How Regular Expressions within IDE saved my time

7 minute read

Recently, I had a use case in one of my project which seemed quite painful but was ultimately really easy thanks to modern Integrated Development Environments and regular expressions. This case was quite specific to my needs, and the solution was to use something I was used to. All in all, you might think the solution was obvious after reading this article, yet I think it is worth detailing.

Before sharing this trick with you, I will explain the basics about regular expressions for those who are not aware of it.

Definition

From wikipedia, a regular expression (often called regexp) is a sequence of characters that defines a search pattern. Usually this pattern is used by string searching algorithms to perform “find”, “find and replace” operations on strings or input validation. You probably already use it without knowing it when searching for a file.

As an example, in this unix command :

find . -type f -name foo*

foo* is a regexp

There are several regexp implementations but most specifications are shared with minor variations.

Each subsequence of a regexp is called a class

Special characters

In regular expressions some characters are used by the regexp engine and so can be considered as “keywords”.

Special characters followed by ° are those that are recognized by most implementations but are considered as extended by some unix basic commands (like grep). Usually you must use the option --E to allow their usage.

CharacterDescriptionExample
*Indicates we want the preceding expression 0 to infinite timea* will match “a”, “aaa” but also “”
^Indicates “sequence starts with”^foo will match “foobar” but not “barfoo” or “whatever foobar”
$Indicates “sequence ends with”foo$ will match “barfoo” or “whatever barfoo” but not “foobar”
.Replace any character.* will match “foo”, “bar”, “foo bar” and so on.
[]Defines a bracket expression.
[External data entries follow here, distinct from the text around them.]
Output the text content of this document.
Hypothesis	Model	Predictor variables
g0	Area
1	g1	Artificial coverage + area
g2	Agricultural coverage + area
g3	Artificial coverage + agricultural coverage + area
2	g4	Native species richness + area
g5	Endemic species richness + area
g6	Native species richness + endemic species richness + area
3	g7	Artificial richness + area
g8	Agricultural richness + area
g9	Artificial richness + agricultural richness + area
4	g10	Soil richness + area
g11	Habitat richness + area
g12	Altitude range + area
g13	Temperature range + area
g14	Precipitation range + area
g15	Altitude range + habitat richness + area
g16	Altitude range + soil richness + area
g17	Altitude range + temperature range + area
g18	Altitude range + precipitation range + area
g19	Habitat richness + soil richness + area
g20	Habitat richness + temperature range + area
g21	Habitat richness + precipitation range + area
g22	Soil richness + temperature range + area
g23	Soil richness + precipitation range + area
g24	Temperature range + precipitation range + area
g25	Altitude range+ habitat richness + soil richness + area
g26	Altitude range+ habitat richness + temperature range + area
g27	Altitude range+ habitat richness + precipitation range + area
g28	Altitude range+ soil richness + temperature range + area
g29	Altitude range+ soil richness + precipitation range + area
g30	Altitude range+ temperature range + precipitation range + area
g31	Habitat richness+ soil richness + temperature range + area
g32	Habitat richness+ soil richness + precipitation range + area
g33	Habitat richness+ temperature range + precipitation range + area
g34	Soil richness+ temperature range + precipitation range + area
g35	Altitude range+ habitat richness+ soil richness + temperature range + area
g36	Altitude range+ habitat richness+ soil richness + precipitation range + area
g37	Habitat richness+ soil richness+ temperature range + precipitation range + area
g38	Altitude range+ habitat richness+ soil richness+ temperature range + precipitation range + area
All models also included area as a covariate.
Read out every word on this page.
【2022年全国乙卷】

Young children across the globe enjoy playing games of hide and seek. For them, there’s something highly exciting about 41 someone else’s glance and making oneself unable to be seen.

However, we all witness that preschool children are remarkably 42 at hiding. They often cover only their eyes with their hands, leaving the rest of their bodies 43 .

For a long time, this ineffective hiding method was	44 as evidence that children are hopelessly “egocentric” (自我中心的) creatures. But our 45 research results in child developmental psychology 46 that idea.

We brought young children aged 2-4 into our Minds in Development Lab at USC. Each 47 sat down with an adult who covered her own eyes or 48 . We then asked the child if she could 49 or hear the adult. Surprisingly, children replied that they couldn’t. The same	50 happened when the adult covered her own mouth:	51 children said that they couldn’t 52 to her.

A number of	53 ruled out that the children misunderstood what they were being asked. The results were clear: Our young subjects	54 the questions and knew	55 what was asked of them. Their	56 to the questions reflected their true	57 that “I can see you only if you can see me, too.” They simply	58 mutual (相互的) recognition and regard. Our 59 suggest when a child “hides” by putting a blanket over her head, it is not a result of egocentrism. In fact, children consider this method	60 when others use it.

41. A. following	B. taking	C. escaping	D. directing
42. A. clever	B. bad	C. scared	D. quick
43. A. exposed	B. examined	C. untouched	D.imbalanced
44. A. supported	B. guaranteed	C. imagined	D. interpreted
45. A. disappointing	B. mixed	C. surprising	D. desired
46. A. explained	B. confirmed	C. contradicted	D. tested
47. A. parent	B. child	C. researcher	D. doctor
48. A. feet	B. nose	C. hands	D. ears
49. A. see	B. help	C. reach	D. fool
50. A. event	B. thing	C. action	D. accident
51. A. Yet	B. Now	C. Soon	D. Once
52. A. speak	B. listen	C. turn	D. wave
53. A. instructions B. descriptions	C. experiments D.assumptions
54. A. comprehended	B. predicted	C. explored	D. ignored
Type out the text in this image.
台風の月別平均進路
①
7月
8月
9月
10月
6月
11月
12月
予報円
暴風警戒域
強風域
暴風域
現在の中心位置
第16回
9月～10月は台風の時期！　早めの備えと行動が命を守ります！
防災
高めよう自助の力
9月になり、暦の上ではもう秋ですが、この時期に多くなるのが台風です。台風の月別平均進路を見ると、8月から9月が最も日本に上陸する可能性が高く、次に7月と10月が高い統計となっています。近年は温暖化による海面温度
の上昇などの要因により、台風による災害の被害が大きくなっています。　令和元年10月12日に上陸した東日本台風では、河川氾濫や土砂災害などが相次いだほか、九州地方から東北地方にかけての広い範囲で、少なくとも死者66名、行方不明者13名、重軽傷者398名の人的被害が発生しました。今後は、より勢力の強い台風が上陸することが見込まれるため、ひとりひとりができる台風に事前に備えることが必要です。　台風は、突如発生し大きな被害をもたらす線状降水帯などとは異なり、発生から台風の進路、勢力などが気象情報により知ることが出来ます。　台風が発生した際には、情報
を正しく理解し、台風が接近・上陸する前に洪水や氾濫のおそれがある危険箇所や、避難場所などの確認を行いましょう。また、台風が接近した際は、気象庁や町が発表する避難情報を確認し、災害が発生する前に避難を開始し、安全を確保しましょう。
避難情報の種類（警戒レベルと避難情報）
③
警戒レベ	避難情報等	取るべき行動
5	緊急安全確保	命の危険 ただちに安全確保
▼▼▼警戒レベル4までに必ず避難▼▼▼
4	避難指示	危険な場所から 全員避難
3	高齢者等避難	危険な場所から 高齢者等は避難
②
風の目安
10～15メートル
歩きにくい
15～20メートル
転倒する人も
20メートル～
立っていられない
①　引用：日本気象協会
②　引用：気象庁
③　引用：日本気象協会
It will match any character contained in the brackets.
You can define range by using -, for example [a-z] represents any lower-cased-latin letter.
If you put the - at the beginning or at the end, it will be interpreted as “litteral”.
[aft] will match “abc” or “feg” or “rst” but not “ghi”
[-aft] will not match “abc” but will match “-abc”
[^]Same as above but will match if none of the sequence characters are in those between the brackets[^aft] will match “ghi” but not “abc” or “feg” or “rst”
()Defines a block.
It’s also called a capturing group as it allows to reuse the content later (syntax depending of the implentation, for example in perl: $n gives the content of the nth block)
(ab)* will match “ab” or “abab”
+ °Indicates we want the preceding expression at least once.
This special character is not always recognized by old unix commands but I indicate it here as it’s mainly common accross all implementations
a+ will match “a” or “aaa” but not “”
{n}Indicates we want the preceding expression exactly n times
n must be a positive integer
(a){1} will match “a” but not “”, “aa” and so on
{n,k}Indicates we want the preceding expression at least n times and at most k times
n and k must be positive integers
if k is not present, it means infinite
(a){1,3} will match “a”, “aa”, “aaa” but not “”, nor “aaaa” and so on
\It’s called escape character.
In front of a special character it means: the litteral special character
In front of a character, it can transfom it into a special one (cf. advanced class below)
To match the litteral character it must be preceded by itself or put into brackets
\(a\) will match “(a)”`\a` will match “\a”
| °operator or(ab|fg)+ will match “abcd” and “fgcd”
? °Indicates we want the preceding expression zero or one time(ab)? will match “ab” and “” but not “abab”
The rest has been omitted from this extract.